Я уже говорил, что с 1914 года не художник творил жизнь, но жизнь властно творила его самого; естественно, что для художника стало необходимым искать пути выражения этой жизни. Какова же она? — никто в те дни ничего не знал и не мог знать; ее пути и подготовку к ним можно было только предчувствовать.

Мейерхольд с проницательностью несомненного художника, стремящегося быть впереди, а не позади жизни, выдвинул лозунг коллективности, даже не найдя еще этого слова, как оно найдено теперь, в наши дни. Работа на 292 Бородинской несомненно шла в этом плане и таким образом, многие, принимавшие в ней участие, невольно подготовлялись ко всему тому, что сейчас, как мы видим, расцвело пышным цветом, когда этот лозунг стал всеобщим и узаконенным. Мейерхольд же был только его пророком и предтечей, — вот почему, с моей точки зрения, Бородинская студия имеет громадное историческое значение для всего современного театра94*.

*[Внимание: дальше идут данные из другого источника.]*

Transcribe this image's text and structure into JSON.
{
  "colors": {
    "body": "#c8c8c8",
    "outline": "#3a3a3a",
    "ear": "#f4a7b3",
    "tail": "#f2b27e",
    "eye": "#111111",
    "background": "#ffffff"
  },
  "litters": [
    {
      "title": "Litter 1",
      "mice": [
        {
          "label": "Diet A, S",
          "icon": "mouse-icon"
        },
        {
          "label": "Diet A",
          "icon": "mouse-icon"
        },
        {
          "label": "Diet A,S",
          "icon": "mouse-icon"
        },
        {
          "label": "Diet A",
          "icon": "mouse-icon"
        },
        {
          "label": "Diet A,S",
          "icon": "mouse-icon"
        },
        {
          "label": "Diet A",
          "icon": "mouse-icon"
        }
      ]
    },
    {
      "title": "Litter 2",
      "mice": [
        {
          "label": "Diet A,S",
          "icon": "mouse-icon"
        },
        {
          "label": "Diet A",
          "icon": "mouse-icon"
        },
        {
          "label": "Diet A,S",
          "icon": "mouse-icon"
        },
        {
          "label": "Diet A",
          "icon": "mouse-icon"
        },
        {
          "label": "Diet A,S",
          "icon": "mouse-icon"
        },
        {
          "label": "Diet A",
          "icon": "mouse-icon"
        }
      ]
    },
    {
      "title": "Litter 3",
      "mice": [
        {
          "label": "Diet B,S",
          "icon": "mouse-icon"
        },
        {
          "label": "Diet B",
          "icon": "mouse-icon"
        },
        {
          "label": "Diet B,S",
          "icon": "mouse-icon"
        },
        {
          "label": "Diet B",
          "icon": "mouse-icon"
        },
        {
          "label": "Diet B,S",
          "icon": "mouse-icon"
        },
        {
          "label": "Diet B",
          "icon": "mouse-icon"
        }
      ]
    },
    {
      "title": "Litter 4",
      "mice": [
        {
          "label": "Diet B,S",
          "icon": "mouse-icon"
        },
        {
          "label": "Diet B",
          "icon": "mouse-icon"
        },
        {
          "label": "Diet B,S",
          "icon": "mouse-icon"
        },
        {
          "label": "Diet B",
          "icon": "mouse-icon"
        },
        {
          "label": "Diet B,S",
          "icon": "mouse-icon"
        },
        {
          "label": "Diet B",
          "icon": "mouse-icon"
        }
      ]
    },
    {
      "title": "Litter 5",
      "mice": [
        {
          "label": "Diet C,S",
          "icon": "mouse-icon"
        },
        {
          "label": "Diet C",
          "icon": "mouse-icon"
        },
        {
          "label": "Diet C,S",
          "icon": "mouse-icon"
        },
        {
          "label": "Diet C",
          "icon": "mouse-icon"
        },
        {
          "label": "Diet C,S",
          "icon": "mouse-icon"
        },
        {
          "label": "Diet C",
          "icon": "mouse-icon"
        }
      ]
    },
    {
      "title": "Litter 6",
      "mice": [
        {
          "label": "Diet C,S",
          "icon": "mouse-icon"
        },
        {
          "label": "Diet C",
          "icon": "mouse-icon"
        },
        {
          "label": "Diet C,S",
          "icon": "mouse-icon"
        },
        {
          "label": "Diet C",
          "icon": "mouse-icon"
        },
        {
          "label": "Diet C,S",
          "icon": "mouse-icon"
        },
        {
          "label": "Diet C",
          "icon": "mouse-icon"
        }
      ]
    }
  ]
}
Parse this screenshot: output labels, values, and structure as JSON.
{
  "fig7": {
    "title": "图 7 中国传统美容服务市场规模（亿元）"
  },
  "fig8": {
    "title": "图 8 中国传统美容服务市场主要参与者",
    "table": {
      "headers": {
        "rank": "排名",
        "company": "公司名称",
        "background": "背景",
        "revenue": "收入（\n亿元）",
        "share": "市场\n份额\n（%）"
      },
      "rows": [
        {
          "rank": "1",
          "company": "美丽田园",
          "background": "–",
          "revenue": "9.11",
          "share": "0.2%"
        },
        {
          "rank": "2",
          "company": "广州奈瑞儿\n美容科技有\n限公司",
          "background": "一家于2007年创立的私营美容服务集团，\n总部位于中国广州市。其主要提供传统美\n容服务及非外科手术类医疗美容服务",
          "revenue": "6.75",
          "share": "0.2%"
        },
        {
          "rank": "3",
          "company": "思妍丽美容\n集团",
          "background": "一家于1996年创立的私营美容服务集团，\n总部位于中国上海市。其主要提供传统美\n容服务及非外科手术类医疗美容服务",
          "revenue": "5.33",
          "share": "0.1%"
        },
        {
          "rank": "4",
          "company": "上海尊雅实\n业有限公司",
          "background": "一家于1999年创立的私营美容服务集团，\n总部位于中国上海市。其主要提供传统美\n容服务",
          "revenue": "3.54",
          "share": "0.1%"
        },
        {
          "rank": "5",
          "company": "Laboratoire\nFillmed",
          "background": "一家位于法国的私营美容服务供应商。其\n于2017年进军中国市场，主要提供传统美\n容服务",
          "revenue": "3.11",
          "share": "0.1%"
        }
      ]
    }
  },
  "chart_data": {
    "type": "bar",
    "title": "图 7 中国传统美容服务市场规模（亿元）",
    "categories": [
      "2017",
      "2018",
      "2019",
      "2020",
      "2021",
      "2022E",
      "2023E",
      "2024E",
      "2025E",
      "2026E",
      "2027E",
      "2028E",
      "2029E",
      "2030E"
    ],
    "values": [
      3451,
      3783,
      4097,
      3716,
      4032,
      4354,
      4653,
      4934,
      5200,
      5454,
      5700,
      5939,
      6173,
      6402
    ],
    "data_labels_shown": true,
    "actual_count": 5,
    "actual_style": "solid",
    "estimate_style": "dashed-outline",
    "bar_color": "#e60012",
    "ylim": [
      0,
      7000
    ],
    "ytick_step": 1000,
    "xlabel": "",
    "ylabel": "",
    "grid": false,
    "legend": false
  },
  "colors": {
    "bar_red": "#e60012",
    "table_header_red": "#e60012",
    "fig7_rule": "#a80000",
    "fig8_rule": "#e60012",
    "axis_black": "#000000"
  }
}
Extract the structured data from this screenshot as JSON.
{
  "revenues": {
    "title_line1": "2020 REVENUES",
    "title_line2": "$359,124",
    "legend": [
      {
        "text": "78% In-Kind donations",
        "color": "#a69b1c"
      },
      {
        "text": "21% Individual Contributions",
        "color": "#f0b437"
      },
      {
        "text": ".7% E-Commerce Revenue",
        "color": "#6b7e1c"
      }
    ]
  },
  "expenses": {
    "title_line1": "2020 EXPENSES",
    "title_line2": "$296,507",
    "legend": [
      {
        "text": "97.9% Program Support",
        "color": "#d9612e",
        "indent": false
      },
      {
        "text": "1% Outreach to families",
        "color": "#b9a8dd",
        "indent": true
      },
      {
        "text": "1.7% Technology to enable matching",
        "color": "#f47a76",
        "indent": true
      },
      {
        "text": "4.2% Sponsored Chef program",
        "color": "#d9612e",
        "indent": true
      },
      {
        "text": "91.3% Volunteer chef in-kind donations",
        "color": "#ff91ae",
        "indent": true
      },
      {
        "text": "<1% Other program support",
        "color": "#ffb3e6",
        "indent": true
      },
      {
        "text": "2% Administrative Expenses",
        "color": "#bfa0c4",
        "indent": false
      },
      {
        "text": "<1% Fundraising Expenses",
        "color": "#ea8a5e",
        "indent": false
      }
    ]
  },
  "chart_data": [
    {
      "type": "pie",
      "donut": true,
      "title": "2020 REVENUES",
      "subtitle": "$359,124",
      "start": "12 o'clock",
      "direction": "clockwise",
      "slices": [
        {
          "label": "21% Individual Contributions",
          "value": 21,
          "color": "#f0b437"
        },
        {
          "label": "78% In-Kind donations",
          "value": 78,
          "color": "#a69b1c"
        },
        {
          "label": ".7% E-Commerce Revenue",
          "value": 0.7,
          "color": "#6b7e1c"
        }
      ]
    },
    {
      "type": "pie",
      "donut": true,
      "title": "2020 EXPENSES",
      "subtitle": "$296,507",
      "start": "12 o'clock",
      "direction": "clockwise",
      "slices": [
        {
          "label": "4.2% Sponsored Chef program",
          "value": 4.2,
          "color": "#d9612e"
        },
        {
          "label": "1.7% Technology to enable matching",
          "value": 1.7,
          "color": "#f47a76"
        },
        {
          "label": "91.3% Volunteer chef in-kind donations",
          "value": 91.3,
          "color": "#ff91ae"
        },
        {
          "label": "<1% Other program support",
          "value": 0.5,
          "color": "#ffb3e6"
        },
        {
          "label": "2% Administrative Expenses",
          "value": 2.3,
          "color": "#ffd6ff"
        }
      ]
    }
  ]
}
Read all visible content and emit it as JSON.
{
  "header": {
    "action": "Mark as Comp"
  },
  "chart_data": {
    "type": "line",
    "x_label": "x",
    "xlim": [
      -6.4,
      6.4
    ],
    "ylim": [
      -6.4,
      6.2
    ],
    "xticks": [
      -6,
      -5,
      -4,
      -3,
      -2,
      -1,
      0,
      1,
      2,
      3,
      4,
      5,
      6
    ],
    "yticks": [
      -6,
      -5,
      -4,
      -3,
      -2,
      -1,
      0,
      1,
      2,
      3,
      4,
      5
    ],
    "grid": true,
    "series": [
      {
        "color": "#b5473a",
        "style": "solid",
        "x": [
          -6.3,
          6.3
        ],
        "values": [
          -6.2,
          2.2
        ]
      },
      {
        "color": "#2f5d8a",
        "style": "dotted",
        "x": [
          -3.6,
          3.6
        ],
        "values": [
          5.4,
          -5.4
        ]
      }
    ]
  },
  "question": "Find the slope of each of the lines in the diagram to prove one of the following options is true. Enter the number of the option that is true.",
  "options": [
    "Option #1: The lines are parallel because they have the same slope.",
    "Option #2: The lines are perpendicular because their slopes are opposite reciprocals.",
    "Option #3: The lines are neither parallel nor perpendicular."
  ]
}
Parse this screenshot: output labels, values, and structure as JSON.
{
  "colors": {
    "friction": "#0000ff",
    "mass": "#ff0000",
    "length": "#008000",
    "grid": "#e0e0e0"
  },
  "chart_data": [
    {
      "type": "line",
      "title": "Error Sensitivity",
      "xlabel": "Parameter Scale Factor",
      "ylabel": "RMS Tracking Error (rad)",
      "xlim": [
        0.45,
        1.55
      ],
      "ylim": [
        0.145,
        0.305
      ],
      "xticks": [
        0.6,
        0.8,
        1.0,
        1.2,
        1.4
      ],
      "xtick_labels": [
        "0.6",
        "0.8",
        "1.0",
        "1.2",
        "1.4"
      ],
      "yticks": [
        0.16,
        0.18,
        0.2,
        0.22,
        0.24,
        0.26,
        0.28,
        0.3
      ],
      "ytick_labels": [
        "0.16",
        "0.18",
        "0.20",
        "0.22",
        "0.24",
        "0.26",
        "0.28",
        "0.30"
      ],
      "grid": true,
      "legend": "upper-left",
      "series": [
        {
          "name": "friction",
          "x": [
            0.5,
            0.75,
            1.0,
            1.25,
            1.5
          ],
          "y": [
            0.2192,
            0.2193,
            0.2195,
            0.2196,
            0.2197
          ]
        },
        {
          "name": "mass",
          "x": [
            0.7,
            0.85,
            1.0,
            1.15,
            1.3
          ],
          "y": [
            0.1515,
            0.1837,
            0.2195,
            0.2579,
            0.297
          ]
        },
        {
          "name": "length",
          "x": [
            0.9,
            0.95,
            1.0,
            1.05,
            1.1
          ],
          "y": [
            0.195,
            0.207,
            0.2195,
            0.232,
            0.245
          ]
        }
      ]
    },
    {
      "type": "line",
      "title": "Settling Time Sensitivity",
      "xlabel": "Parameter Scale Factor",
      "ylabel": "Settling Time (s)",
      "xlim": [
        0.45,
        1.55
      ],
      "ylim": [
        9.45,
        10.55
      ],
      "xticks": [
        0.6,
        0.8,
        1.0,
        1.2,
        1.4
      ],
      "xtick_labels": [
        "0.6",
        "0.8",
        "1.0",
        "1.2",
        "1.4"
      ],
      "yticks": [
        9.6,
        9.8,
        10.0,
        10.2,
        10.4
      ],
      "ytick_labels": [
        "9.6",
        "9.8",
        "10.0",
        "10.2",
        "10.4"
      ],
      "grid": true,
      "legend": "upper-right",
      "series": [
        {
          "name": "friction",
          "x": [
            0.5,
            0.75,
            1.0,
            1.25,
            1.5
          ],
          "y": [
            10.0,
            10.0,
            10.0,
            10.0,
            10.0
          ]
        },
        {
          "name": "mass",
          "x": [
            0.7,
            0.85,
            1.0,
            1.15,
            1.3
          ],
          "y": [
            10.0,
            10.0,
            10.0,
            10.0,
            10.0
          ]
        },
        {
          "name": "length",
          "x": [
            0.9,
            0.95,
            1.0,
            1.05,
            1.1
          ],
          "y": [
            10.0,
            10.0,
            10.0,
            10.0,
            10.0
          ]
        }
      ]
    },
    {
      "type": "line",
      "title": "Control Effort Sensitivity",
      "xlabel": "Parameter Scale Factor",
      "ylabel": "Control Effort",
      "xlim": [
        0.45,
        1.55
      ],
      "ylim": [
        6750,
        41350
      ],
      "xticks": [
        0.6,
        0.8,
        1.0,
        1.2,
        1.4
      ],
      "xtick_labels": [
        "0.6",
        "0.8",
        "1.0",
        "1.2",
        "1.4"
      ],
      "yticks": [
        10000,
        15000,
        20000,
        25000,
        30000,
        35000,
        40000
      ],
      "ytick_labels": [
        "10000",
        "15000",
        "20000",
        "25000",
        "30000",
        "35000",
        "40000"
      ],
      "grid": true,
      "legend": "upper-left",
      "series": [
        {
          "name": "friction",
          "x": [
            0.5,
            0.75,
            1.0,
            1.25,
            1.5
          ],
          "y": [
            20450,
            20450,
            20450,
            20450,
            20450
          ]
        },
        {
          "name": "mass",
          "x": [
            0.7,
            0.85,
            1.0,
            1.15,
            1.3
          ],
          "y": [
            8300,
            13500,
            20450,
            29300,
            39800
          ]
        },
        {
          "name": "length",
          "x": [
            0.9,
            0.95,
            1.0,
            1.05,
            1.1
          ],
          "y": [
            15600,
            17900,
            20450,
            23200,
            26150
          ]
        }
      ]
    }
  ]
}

293 В кругу немногих друзей, в своем новом подпольи, Мейерхольд раньше других учел масштаб грядущих событий и, вместо того, чтобы сложить оружие перед стихией, начал подготовку борьбы с ней, ибо никогда не должно быть так, чтобы стихия торжествовала над человеком, уничтожая его; тем более она не должна умерщвлять творчество художника, потому что всякое творчество есть космическое начало, в противовес вечному хаосу, как устремлению к разрушению. Все это особенно должно чувствоваться в моменты величайших напряжений человечества, потому что только такие моменты по-настоящему раскрывают значимость нашего бытия и пути, по которому оно должно стремиться к последнему освобождению и раскрепощению.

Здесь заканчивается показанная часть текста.